Yazar, bu dokuz öyküyle 2. Dünya Savaşı’ndan sonra kurulan yeni dünya düzenini betimliyor. Sosyalizmin yıkıldığı, kapitalizmin hüküm sürdüğü bir dünyadır artık bu. Yazar bu dünya düzenini betimlerken okuru zaman içerisinde dolaştırıyor. Yazar, atmosferi kurarken temel bir görüntüden, bir ses, ya da kişileri çevreleyen bir mekândan yola çıkıyor. Bu görüntüyle, bu sesle okur, öykünün içine giriyor; o zamana, o mekâna gidiyor ve karakterle birlikte olayı yaşamaya başlıyor. Öyküleri anlamak için özel bir çaba harcamak; her bir öyküyü sindirebilmek için belki de birkaç saat ayırmak gerekiyor. Öyküyü okurken araştırmak, atıfta bulunulan diğer yazarlara gitmek, önünüze konulan görüntüyü resmetmek, şiirin bütününü okumak, kulağınıza fısıldanan müziği yüksek sesle dinlemek, ritmi yakalamak, betimlenen mekâna ulaşmak istiyorsunuz. Bu anlamda da yazar okurunu zorluyor.

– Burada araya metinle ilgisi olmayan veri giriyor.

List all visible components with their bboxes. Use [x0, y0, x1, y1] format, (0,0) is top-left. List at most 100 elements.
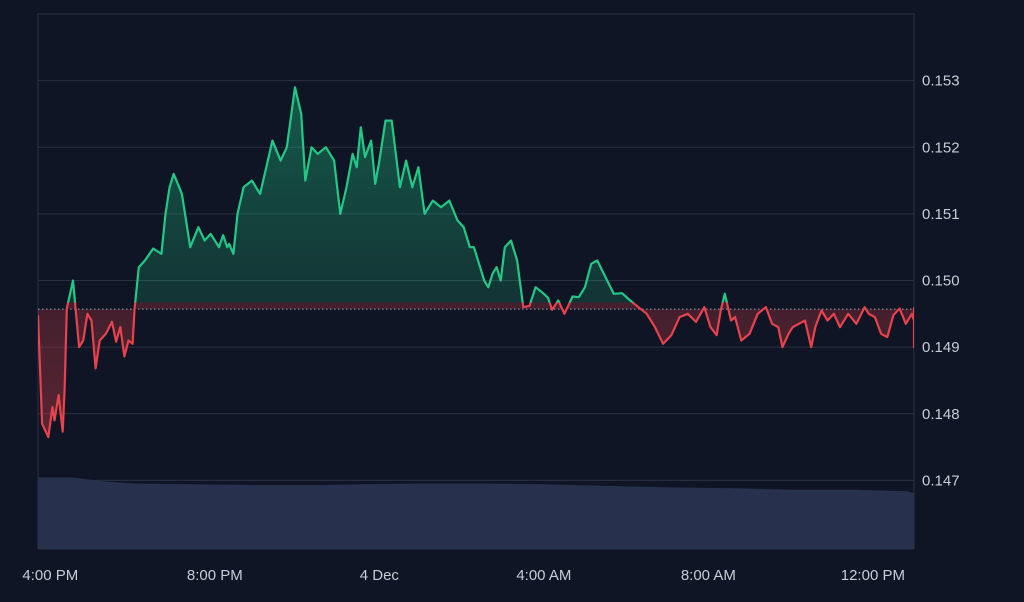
- volume-bar: [650, 486, 653, 549]
- volume-bar: [224, 484, 227, 549]
- volume-bar: [41, 477, 44, 549]
- volume-bar: [377, 484, 380, 549]
- volume-bar: [362, 484, 365, 549]
- volume-bar: [92, 480, 95, 549]
- volume-bar: [182, 484, 185, 549]
- volume-bar: [764, 489, 767, 549]
- volume-bar: [176, 484, 179, 549]
- volume-bar: [341, 484, 344, 549]
- volume-bar: [308, 485, 311, 549]
- volume-bar: [533, 484, 536, 549]
- volume-bar: [104, 481, 107, 549]
- volume-bar: [743, 488, 746, 549]
- volume-bar: [710, 487, 713, 549]
- volume-bar: [233, 484, 236, 549]
- volume-bar: [302, 485, 305, 549]
- volume-bar: [173, 484, 176, 549]
- volume-bar: [509, 483, 512, 549]
- volume-bar: [374, 484, 377, 549]
- volume-bar: [140, 483, 143, 549]
- volume-bar: [44, 477, 47, 549]
- volume-bar: [170, 484, 173, 549]
- y-tick-label: 0.149: [922, 339, 960, 356]
- volume-bar: [281, 485, 284, 549]
- volume-bar: [314, 485, 317, 549]
- volume-bar: [347, 484, 350, 549]
- volume-bar: [455, 483, 458, 549]
- volume-bar: [770, 489, 773, 549]
- volume-bar: [338, 484, 341, 549]
- volume-bar: [587, 485, 590, 549]
- volume-bar: [590, 485, 593, 549]
- y-tick-label: 0.152: [922, 139, 960, 156]
- volume-bar: [248, 484, 251, 549]
- volume-bar: [437, 483, 440, 549]
- volume-bar: [227, 484, 230, 549]
- volume-bar: [881, 490, 884, 549]
- volume-bar: [53, 477, 56, 549]
- volume-bar: [692, 487, 695, 549]
- volume-bar: [488, 483, 491, 549]
- volume-bar: [209, 484, 212, 549]
- volume-bar: [458, 483, 461, 549]
- volume-bar: [434, 483, 437, 549]
- volume-bar: [731, 488, 734, 549]
- volume-bar: [113, 482, 116, 549]
- volume-bar: [608, 485, 611, 549]
- volume-bar: [722, 488, 725, 549]
- volume-bar: [98, 481, 101, 549]
- volume-bar: [578, 485, 581, 549]
- volume-bar: [713, 487, 716, 549]
- volume-bar: [212, 484, 215, 549]
- volume-bar: [725, 488, 728, 549]
- volume-bar: [593, 485, 596, 549]
- volume-bar: [440, 483, 443, 549]
- volume-bar: [737, 488, 740, 549]
- volume-bar: [893, 490, 896, 549]
- volume-bar: [62, 477, 65, 549]
- volume-bar: [635, 486, 638, 549]
- volume-bar: [611, 485, 614, 549]
- volume-bar: [269, 485, 272, 549]
- volume-bar: [293, 485, 296, 549]
- y-tick-label: 0.153: [922, 73, 960, 90]
- volume-bar: [221, 484, 224, 549]
- volume-bar: [704, 487, 707, 549]
- volume-bar: [887, 490, 890, 549]
- volume-bar: [629, 486, 632, 549]
- volume-bar: [554, 484, 557, 549]
- volume-bar: [638, 486, 641, 549]
- volume-bar: [857, 489, 860, 549]
- volume-bar: [359, 484, 362, 549]
- volume-bar: [734, 488, 737, 549]
- volume-bar: [716, 488, 719, 549]
- volume-bar: [371, 484, 374, 549]
- volume-bar: [653, 487, 656, 549]
- volume-bar: [869, 490, 872, 549]
- volume-bar: [161, 483, 164, 549]
- volume-bar: [152, 483, 155, 549]
- volume-bar: [839, 489, 842, 549]
- volume-bar: [476, 483, 479, 549]
- volume-bars: [38, 477, 914, 549]
- volume-bar: [407, 483, 410, 549]
- volume-bar: [215, 484, 218, 549]
- volume-bar: [785, 489, 788, 549]
- volume-bar: [146, 483, 149, 549]
- volume-bar: [179, 484, 182, 549]
- volume-bar: [782, 489, 785, 549]
- volume-bar: [767, 489, 770, 549]
- volume-bar: [275, 485, 278, 549]
- volume-bar: [884, 490, 887, 549]
- volume-bar: [482, 483, 485, 549]
- volume-bar: [818, 489, 821, 549]
- volume-bar: [134, 483, 137, 549]
- volume-bar: [413, 483, 416, 549]
- volume-bar: [446, 483, 449, 549]
- volume-bar: [284, 485, 287, 549]
- volume-bar: [80, 478, 83, 549]
- volume-bar: [392, 483, 395, 549]
- volume-bar: [197, 484, 200, 549]
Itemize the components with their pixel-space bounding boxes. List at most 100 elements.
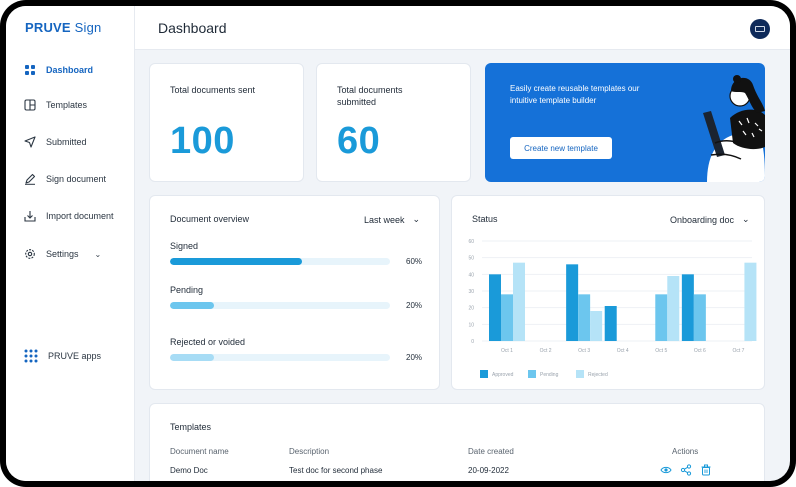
- x-tick-label: Oct 5: [655, 348, 667, 354]
- legend-swatch: [528, 370, 536, 378]
- overview-row-label: Pending: [170, 285, 204, 295]
- x-tick-label: Oct 7: [732, 348, 744, 354]
- bar: [744, 262, 757, 341]
- woman-laptop-illustration: [703, 75, 765, 182]
- legend-label: Rejected: [588, 372, 608, 378]
- trash-icon[interactable]: [700, 464, 712, 476]
- stat-card-submitted: Total documents submitted 60: [316, 63, 471, 182]
- gear-icon: [25, 249, 35, 259]
- chevron-down-icon: ⌄: [412, 214, 421, 224]
- x-tick-label: Oct 4: [617, 348, 629, 354]
- overview-row-percent: 20%: [406, 301, 423, 310]
- bar: [513, 262, 525, 341]
- stat-value: 100: [170, 120, 235, 162]
- eye-icon[interactable]: [660, 464, 672, 476]
- x-tick-label: Oct 6: [694, 348, 706, 354]
- overview-row-percent: 60%: [406, 257, 423, 266]
- status-bar-chart: 0 10 20 30 40 50 60 Oct 1 Oct 2 Oct 3 Oct 4 Oct 5 Oc…: [468, 239, 757, 378]
- overview-title: Document overview: [170, 214, 250, 224]
- stat-label: Total documents submitted: [337, 85, 403, 107]
- legend-swatch: [480, 370, 488, 378]
- y-tick-label: 10: [468, 322, 474, 328]
- bar: [604, 306, 617, 341]
- stat-value: 60: [337, 120, 381, 162]
- sidebar-item-label: Templates: [46, 100, 88, 110]
- templates-title: Templates: [170, 422, 212, 432]
- promo-banner: Easily create reusable templates our int…: [485, 63, 765, 182]
- sidebar-item-label: Sign document: [46, 174, 107, 184]
- sidebar-item-settings[interactable]: Settings ⌄: [24, 245, 101, 263]
- sidebar-item-import-document[interactable]: Import document: [24, 207, 114, 225]
- y-tick-label: 50: [468, 256, 474, 262]
- sidebar-item-label: Settings: [46, 249, 79, 259]
- create-template-button[interactable]: Create new template: [510, 137, 612, 159]
- progress-fill: [170, 302, 214, 309]
- top-header: Dashboard: [135, 6, 790, 50]
- rejected-progress-bar: [170, 354, 390, 361]
- stat-label: Total documents sent: [170, 85, 256, 95]
- app-logo[interactable]: PRUVE Sign: [25, 20, 102, 35]
- app-screen: PRUVE Sign Dashboard Templates Submitted: [6, 6, 790, 481]
- bar: [501, 294, 513, 341]
- chevron-down-icon: ⌄: [742, 214, 750, 224]
- promo-text: Easily create reusable templates our int…: [510, 84, 640, 105]
- sidebar-item-templates[interactable]: Templates: [24, 96, 87, 114]
- sidebar-item-label: Submitted: [46, 137, 87, 147]
- chevron-down-icon[interactable]: ⌄: [94, 249, 102, 259]
- status-title: Status: [472, 214, 498, 224]
- legend-swatch: [576, 370, 584, 378]
- sidebar: PRUVE Sign Dashboard Templates Submitted: [6, 6, 135, 481]
- grid-icon: [25, 65, 35, 75]
- column-header: Document name: [170, 447, 229, 456]
- document-overview-card: Document overview Last week ⌄ Signed 60%…: [149, 195, 440, 390]
- sidebar-item-submitted[interactable]: Submitted: [24, 133, 87, 151]
- template-icon: [24, 99, 36, 111]
- overview-row-label: Rejected or voided: [170, 337, 246, 347]
- y-tick-label: 40: [468, 272, 474, 278]
- pruve-apps-button[interactable]: PRUVE apps: [24, 347, 101, 365]
- document-filter-dropdown[interactable]: Onboarding doc ⌄: [670, 214, 750, 225]
- legend-label: Approved: [492, 372, 514, 378]
- bar: [566, 264, 579, 341]
- template-description: Test doc for second phase: [289, 466, 383, 475]
- sidebar-item-label: Dashboard: [46, 65, 94, 75]
- column-header: Date created: [468, 447, 514, 456]
- stat-card-sent: Total documents sent 100: [149, 63, 304, 182]
- sidebar-item-dashboard[interactable]: Dashboard: [24, 61, 93, 79]
- column-header: Actions: [672, 447, 699, 456]
- document-filter-value: Onboarding doc: [670, 214, 735, 225]
- y-tick-label: 0: [471, 339, 474, 345]
- y-tick-label: 30: [468, 289, 474, 295]
- x-tick-label: Oct 1: [501, 348, 513, 354]
- share-icon[interactable]: [680, 464, 692, 476]
- send-icon: [24, 136, 36, 148]
- progress-fill: [170, 258, 302, 265]
- range-dropdown[interactable]: Last week ⌄: [364, 214, 420, 225]
- template-date: 20-09-2022: [468, 466, 509, 475]
- user-badge-icon: [755, 26, 765, 32]
- bar: [489, 274, 501, 341]
- templates-card: Templates Document name Description Date…: [149, 403, 765, 481]
- page-title: Dashboard: [158, 20, 227, 36]
- template-name[interactable]: Demo Doc: [170, 466, 208, 475]
- status-card: Status Onboarding doc ⌄ 0 10 20 30 40 50 60 Oct…: [451, 195, 765, 390]
- sidebar-item-sign-document[interactable]: Sign document: [24, 170, 106, 188]
- range-dropdown-value: Last week: [364, 214, 405, 225]
- pen-icon: [25, 173, 36, 185]
- bar: [590, 311, 603, 341]
- y-tick-label: 60: [468, 239, 474, 245]
- bar: [667, 276, 680, 341]
- legend-label: Pending: [540, 372, 559, 378]
- column-header: Description: [289, 447, 330, 456]
- sidebar-item-label: Import document: [46, 211, 114, 221]
- signed-progress-bar: [170, 258, 390, 265]
- overview-row-label: Signed: [170, 241, 199, 251]
- pruve-apps-label: PRUVE apps: [48, 351, 102, 361]
- overview-row-percent: 20%: [406, 353, 423, 362]
- bar: [578, 294, 591, 341]
- x-tick-label: Oct 2: [540, 348, 552, 354]
- bar: [655, 294, 668, 341]
- pending-progress-bar: [170, 302, 390, 309]
- avatar[interactable]: [750, 19, 770, 39]
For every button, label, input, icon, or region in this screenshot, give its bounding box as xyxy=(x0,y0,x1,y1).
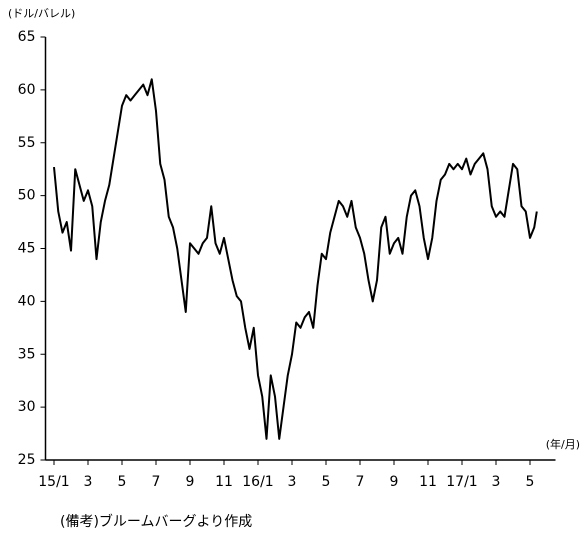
y-tick-label: 50 xyxy=(18,188,36,204)
x-tick-label: 5 xyxy=(322,474,331,490)
x-tick-label: 9 xyxy=(390,474,399,490)
x-tick-label: 3 xyxy=(84,474,93,490)
x-axis-label: (年/月) xyxy=(546,437,580,451)
price-line xyxy=(53,78,538,440)
note: (備考)ブルームバーグより作成 xyxy=(60,513,252,530)
y-axis-label: (ドル/バレル) xyxy=(8,7,75,20)
y-tick-label: 45 xyxy=(18,241,36,257)
x-tick-label: 11 xyxy=(215,474,233,490)
x-tick-label: 3 xyxy=(492,474,501,490)
y-tick-label: 55 xyxy=(18,135,36,151)
x-tick-label: 11 xyxy=(419,474,437,490)
x-tick-label: 15/1 xyxy=(38,474,69,490)
x-tick-label: 17/1 xyxy=(446,474,477,490)
x-tick-label: 16/1 xyxy=(242,474,273,490)
y-tick-label: 35 xyxy=(18,346,36,362)
y-tick-label: 40 xyxy=(18,293,36,309)
y-tick-label: 65 xyxy=(18,29,36,45)
x-tick-label: 9 xyxy=(186,474,195,490)
x-tick-label: 7 xyxy=(356,474,365,490)
y-tick-label: 60 xyxy=(18,82,36,98)
y-tick-label: 25 xyxy=(18,452,36,468)
y-tick-label: 30 xyxy=(18,399,36,415)
x-tick-label: 3 xyxy=(288,474,297,490)
x-tick-label: 7 xyxy=(152,474,161,490)
x-tick-label: 5 xyxy=(526,474,535,490)
x-tick-label: 5 xyxy=(118,474,127,490)
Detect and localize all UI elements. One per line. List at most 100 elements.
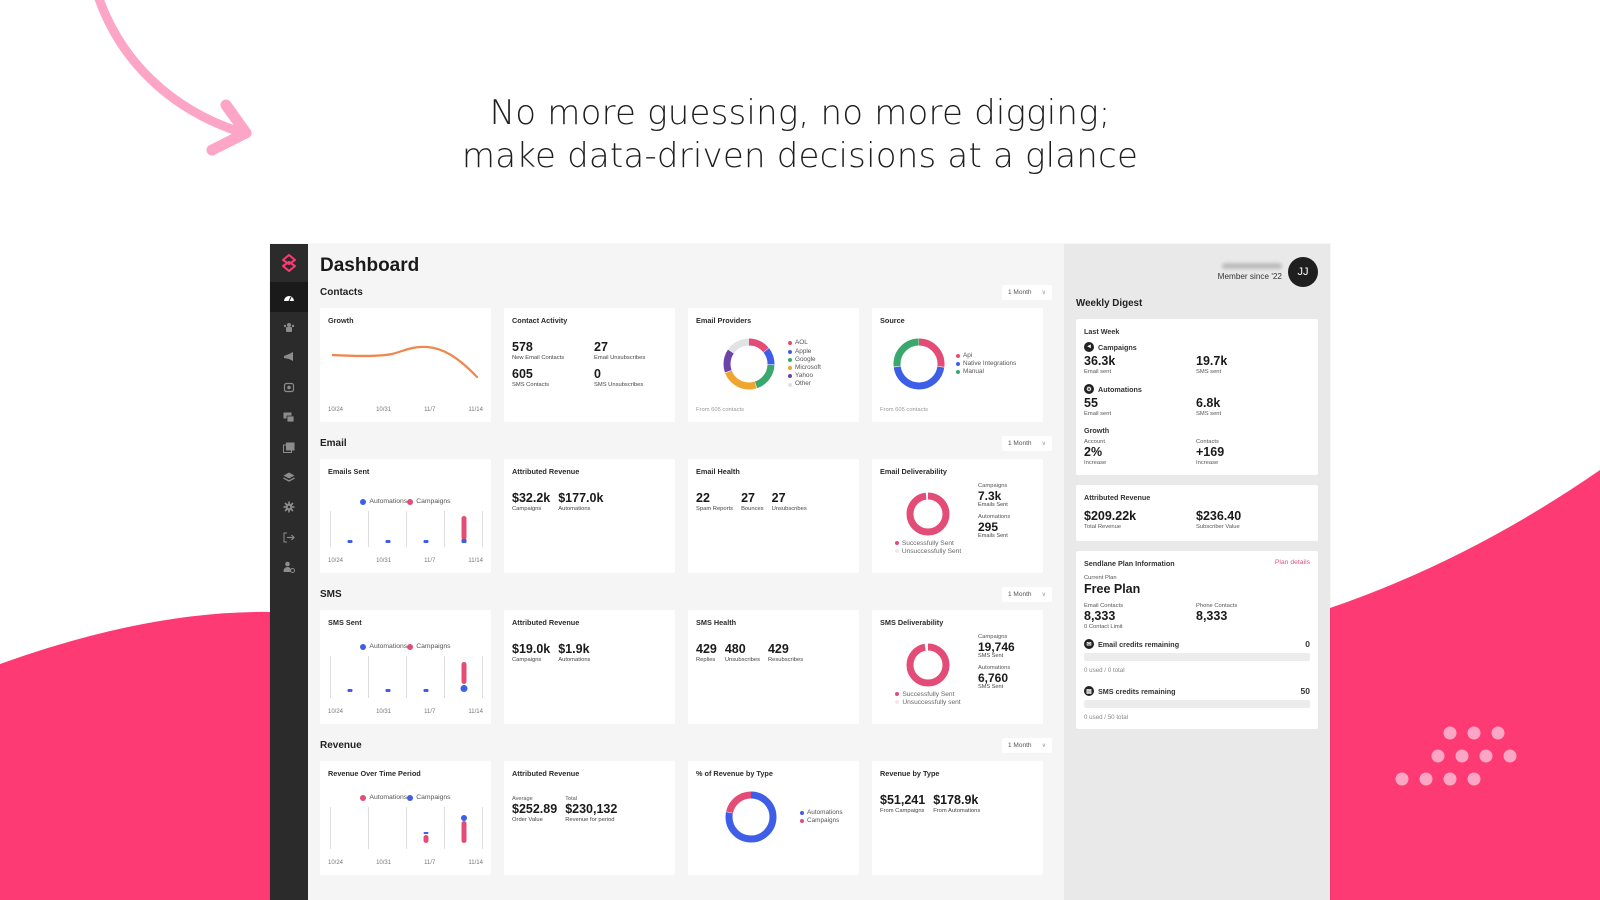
footnote: From 605 contacts [880, 407, 929, 413]
legend-label: Unsuccessfully sent [902, 699, 961, 706]
main-content: Dashboard Contacts 1 Month ∨ Growth 10/2… [308, 244, 1064, 900]
last-week-card: Last Week ◄ Campaigns 36.3k Email sent 19.… [1076, 319, 1318, 475]
sidebar-item-contacts[interactable] [270, 312, 308, 342]
stat-label: Total Revenue [1084, 524, 1122, 530]
sidebar-item-settings[interactable] [270, 492, 308, 522]
source-donut-chart [893, 338, 945, 390]
stat-value: 22 [696, 491, 710, 505]
stat-value: 6,760 [978, 671, 1009, 685]
stat-label: Bounces [741, 506, 764, 512]
section-title: SMS [320, 588, 342, 600]
stat-value: $19.0k [512, 642, 551, 656]
x-axis-labels: 10/24 10/31 11/7 11/14 [328, 558, 483, 564]
revenue-over-time-bar-chart [330, 807, 483, 849]
automations-subheader: ⚙ Automations [1084, 384, 1310, 394]
email-credits-row: ✉ Email credits remaining 0 [1084, 639, 1310, 649]
legend-label: Automations [369, 794, 408, 801]
email-health-card: Email Health 22 Spam Reports 27 Bounces 27… [688, 459, 859, 573]
card-title: Attributed Revenue [512, 467, 580, 476]
sidebar-item-logout[interactable] [270, 522, 308, 552]
sidebar-item-media[interactable] [270, 432, 308, 462]
user-profile[interactable]: Member since '22 JJ [1076, 250, 1318, 294]
subheader-label: Growth [1084, 426, 1110, 435]
chevron-down-icon: ∨ [1041, 742, 1046, 749]
stat-total-revenue: $209.22k Total Revenue [1084, 510, 1196, 531]
stat-value: 19,746 [978, 640, 1015, 654]
stat-label: New Email Contacts [512, 355, 565, 361]
email-contacts: Email Contacts 8,333 0 Contact Limit [1084, 602, 1196, 631]
providers-legend: AOL Apple Google Microsoft Yahoo Other [788, 339, 821, 388]
user-settings-icon [283, 561, 295, 573]
sms-deliverability-donut-chart [906, 643, 950, 687]
email-providers-donut-chart [723, 338, 775, 390]
legend-label: Manual [963, 368, 984, 376]
legend-item: Unsuccessfully Sent [894, 548, 961, 556]
stat-campaign-sms: 19.7k SMS sent [1196, 355, 1308, 376]
sidebar [270, 244, 308, 900]
x-label: 11/14 [468, 558, 483, 564]
legend-item: Google [788, 356, 821, 364]
legend-label: Campaigns [416, 794, 451, 801]
bar-column [406, 656, 444, 698]
sidebar-item-campaigns[interactable] [270, 342, 308, 372]
stat-automations-revenue: $1.9k Automations [558, 643, 590, 664]
email-deliverability-donut-chart [906, 492, 950, 536]
plan-details-link[interactable]: Plan details [1274, 559, 1310, 566]
x-label: 10/31 [376, 558, 392, 564]
stat-label: Subscriber Value [1196, 524, 1240, 530]
legend-label: Microsoft [795, 364, 821, 371]
card-title: Revenue Over Time Period [328, 769, 421, 778]
stat-label: Email Unsubscribes [594, 355, 646, 361]
time-range-select[interactable]: 1 Month ∨ [1002, 435, 1052, 451]
time-range-select[interactable]: 1 Month ∨ [1002, 284, 1052, 300]
stat-caption: Contacts [1196, 439, 1219, 445]
donut-with-legend: AOL Apple Google Microsoft Yahoo Other [696, 337, 851, 391]
revenue-by-type-card: Revenue by Type $51,241 From Campaigns $1… [872, 761, 1043, 875]
stat-bounces: 27 Bounces [741, 492, 764, 513]
attributed-revenue-summary-card: Attributed Revenue $209.22k Total Revenue… [1076, 485, 1318, 541]
x-label: 11/7 [424, 709, 436, 715]
time-range-select[interactable]: 1 Month ∨ [1002, 737, 1052, 753]
chevron-down-icon: ∨ [1041, 440, 1046, 447]
stat-value: 429 [767, 642, 789, 656]
stat-label: Order Value [512, 817, 543, 823]
email-cards-row: Emails Sent Automations Campaigns 10/24 … [320, 459, 1052, 573]
stat-caption: Total [565, 796, 578, 802]
chart-legend: Automations Campaigns [328, 794, 483, 801]
legend-label: AOL [795, 339, 808, 347]
card-title: Growth [328, 316, 354, 325]
card-title: SMS Health [696, 618, 737, 627]
stat-automation-emails: 55 Email sent [1084, 397, 1196, 418]
stat-value: 578 [512, 340, 533, 354]
source-legend: Api Native Integrations Manual [956, 352, 1016, 377]
megaphone-icon [284, 352, 293, 361]
sidebar-item-integrations[interactable] [270, 462, 308, 492]
email-attributed-revenue-card: Attributed Revenue $32.2k Campaigns $177.… [504, 459, 675, 573]
section-title: Revenue [320, 739, 362, 751]
time-range-select[interactable]: 1 Month ∨ [1002, 586, 1052, 602]
section-title: Email [320, 437, 347, 449]
stat-label: Revenue for period [565, 817, 615, 823]
growth-card: Growth 10/24 10/31 11/7 11/14 [320, 308, 491, 422]
x-label: 11/14 [468, 709, 483, 715]
footnote: From 605 contacts [696, 407, 745, 413]
stat-value: 7.3k [978, 489, 1002, 503]
legend-label: Apple [795, 347, 812, 355]
brand-logo[interactable] [270, 244, 308, 282]
time-range-value: 1 Month [1008, 590, 1032, 598]
stat-label: Automations [558, 657, 591, 663]
credits-label: SMS credits remaining [1098, 686, 1176, 696]
users-icon [283, 323, 295, 332]
sidebar-item-account[interactable] [270, 552, 308, 582]
legend-item: Manual [956, 368, 1016, 376]
sidebar-item-sms[interactable] [270, 402, 308, 432]
sidebar-item-automations[interactable] [270, 372, 308, 402]
avatar[interactable]: JJ [1288, 257, 1318, 287]
stat-label: SMS Contacts [512, 382, 550, 388]
x-label: 10/31 [376, 709, 392, 715]
legend-item: Other [788, 380, 821, 388]
revenue-stats: $209.22k Total Revenue $236.40 Subscriber … [1084, 510, 1310, 531]
stat-label: SMS Sent [978, 684, 1004, 690]
sidebar-item-dashboard[interactable] [270, 282, 308, 312]
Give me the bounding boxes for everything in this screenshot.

Karşılığında ise eşsiz bir okuma deneyimi ediniyorsunuz.

Tabucchi öykülerinde, Salinger, Kafka, Aragon, Elsa, Zweig, László, Calvino gibi ustaları çağırıyor; onların yarattığı karaktere, kurgusuna, şiirine, mekanına, atmosferine atıfta bulunarak ustalara hak ettikleri onuru veriyor.